Oops! Bu görüntü içerik kurallarımıza uymuyor. Yayımlamaya devam etmek için görüntüyü kaldırmayı ya da başka bir görüntü yüklemeyi deneyin.

***

"Beş taş, saklambaç, ebelemece, kör ebe oynuyoruz ve hepsinde sen kazanıp duruyorsun. Ben seni hiç yenemiyorum ki.."

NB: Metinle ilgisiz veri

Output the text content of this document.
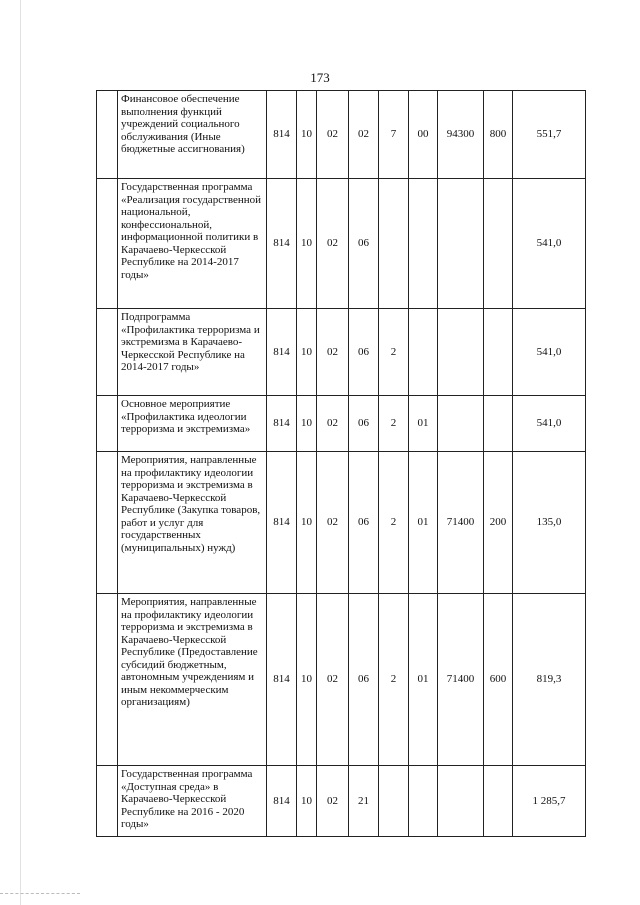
173
	Финансовое обеспечение выполнения функций учреждений социального обслуживания (Иные бюджетные ассигнования)	814	10	02	02	7	00	94300	800	551,7
	Государственная программа «Реализация государственной национальной, конфессиональной, информационной политики в Карачаево-Черкесской Республике на 2014-2017 годы»	814	10	02	06					541,0
	Подпрограмма «Профилактика терроризма и экстремизма в Карачаево-Черкесской Республике на 2014-2017 годы»	814	10	02	06	2				541,0
	Основное мероприятие «Профилактика идеологии терроризма и экстремизма»	814	10	02	06	2	01			541,0
	Мероприятия, направленные на профилактику идеологии терроризма и экстремизма в Карачаево-Черкесской Республике (Закупка товаров, работ и услуг для государственных (муниципальных) нужд)	814	10	02	06	2	01	71400	200	135,0
	Мероприятия, направленные на профилактику идеологии терроризма и экстремизма в Карачаево-Черкесской Республике (Предоставление субсидий бюджетным, автономным учреждениям и иным некоммерческим организациям)	814	10	02	06	2	01	71400	600	819,3
	Государственная программа «Доступная среда» в Карачаево-Черкесской Республике на 2016 - 2020 годы»	814	10	02	21					1 285,7
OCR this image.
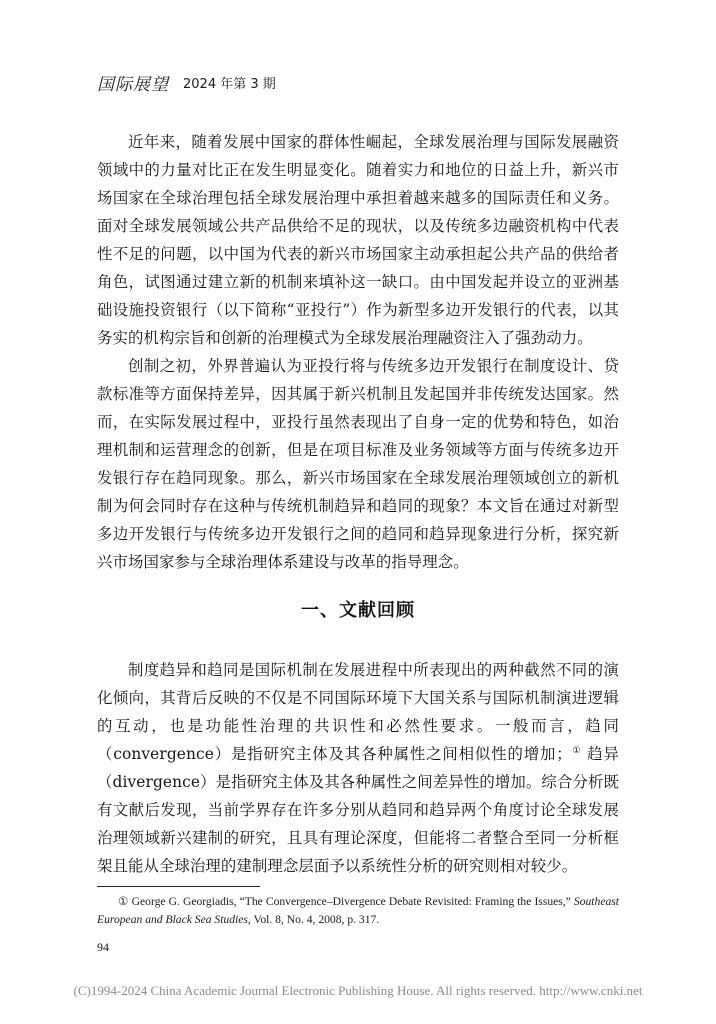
国际展望 2024 年第 3 期

近年来，随着发展中国家的群体性崛起，全球发展治理与国际发展融资领域中的力量对比正在发生明显变化。随着实力和地位的日益上升，新兴市场国家在全球治理包括全球发展治理中承担着越来越多的国际责任和义务。面对全球发展领域公共产品供给不足的现状，以及传统多边融资机构中代表性不足的问题，以中国为代表的新兴市场国家主动承担起公共产品的供给者角色，试图通过建立新的机制来填补这一缺口。由中国发起并设立的亚洲基础设施投资银行（以下简称“亚投行”）作为新型多边开发银行的代表，以其务实的机构宗旨和创新的治理模式为全球发展治理融资注入了强劲动力。

创制之初，外界普遍认为亚投行将与传统多边开发银行在制度设计、贷款标准等方面保持差异，因其属于新兴机制且发起国并非传统发达国家。然而，在实际发展过程中，亚投行虽然表现出了自身一定的优势和特色，如治理机制和运营理念的创新，但是在项目标准及业务领域等方面与传统多边开发银行存在趋同现象。那么，新兴市场国家在全球发展治理领域创立的新机制为何会同时存在这种与传统机制趋异和趋同的现象？本文旨在通过对新型多边开发银行与传统多边开发银行之间的趋同和趋异现象进行分析，探究新兴市场国家参与全球治理体系建设与改革的指导理念。

一、文献回顾

制度趋异和趋同是国际机制在发展进程中所表现出的两种截然不同的演化倾向，其背后反映的不仅是不同国际环境下大国关系与国际机制演进逻辑的互动，也是功能性治理的共识性和必然性要求。一般而言，趋同（convergence）是指研究主体及其各种属性之间相似性的增加；① 趋异（divergence）是指研究主体及其各种属性之间差异性的增加。综合分析既有文献后发现，当前学界存在许多分别从趋同和趋异两个角度讨论全球发展治理领域新兴建制的研究，且具有理论深度，但能将二者整合至同一分析框架且能从全球治理的建制理念层面予以系统性分析的研究则相对较少。

① George G. Georgiadis, “The Convergence–Divergence Debate Revisited: Framing the Issues,” Southeast European and Black Sea Studies, Vol. 8, No. 4, 2008, p. 317.

94
(C)1994-2024 China Academic Journal Electronic Publishing House. All rights reserved. http://www.cnki.net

"Tamam o zaman, bu sefer sen seç hadi."

"Buldum! Göz kırpmama!"

"Olmaz, oyun bile değil ki o."

"Mızıkçılık yapmasana Talha!"

"Tamam tamam, başlayalım."

İkisi de gözlerini kırpmadan birbirlerinin gözlerine bakarken, küçük çocuğun anında gözleri yaşarmış dayanamayıp kırpmıştı. Küçük kız sonunda bir oyunu kazanmasının sevinciyle zıplayıp neşeyle bağırıken, küçük çocuk da gülmüştü.

Ödevlerini yapıp, yine biraz oyun oynadıktan sonra bulutları izlemek için yan yana çimenlere uzanmışlardı. Bir süre çılgınca benzetmeler yapıp, o benzetmelerle garip hikayeler oluşturduktan sonra, eve dönmek için kalkmışlardı.

"Biliyor musun, gözlerin çok güzel."

Küçük kız duyduğu iltifatla şaşırıp yanakları pembeleşirken, "senin gözlerin de çok güzel" diyerek karşılık verdi utangaç bir şekilde.

Küçük çocuk seslice gülüp söylendi. "Benimkilerin nesi güzel, basit kahverengi işte. Senin gözlerin ise masmavi, tıpkı tüm gün seyrettiğimiz gökyüzü gibi. Hatta bulutlar bembeyaz olmasalardı, gözlerine bulut derdim."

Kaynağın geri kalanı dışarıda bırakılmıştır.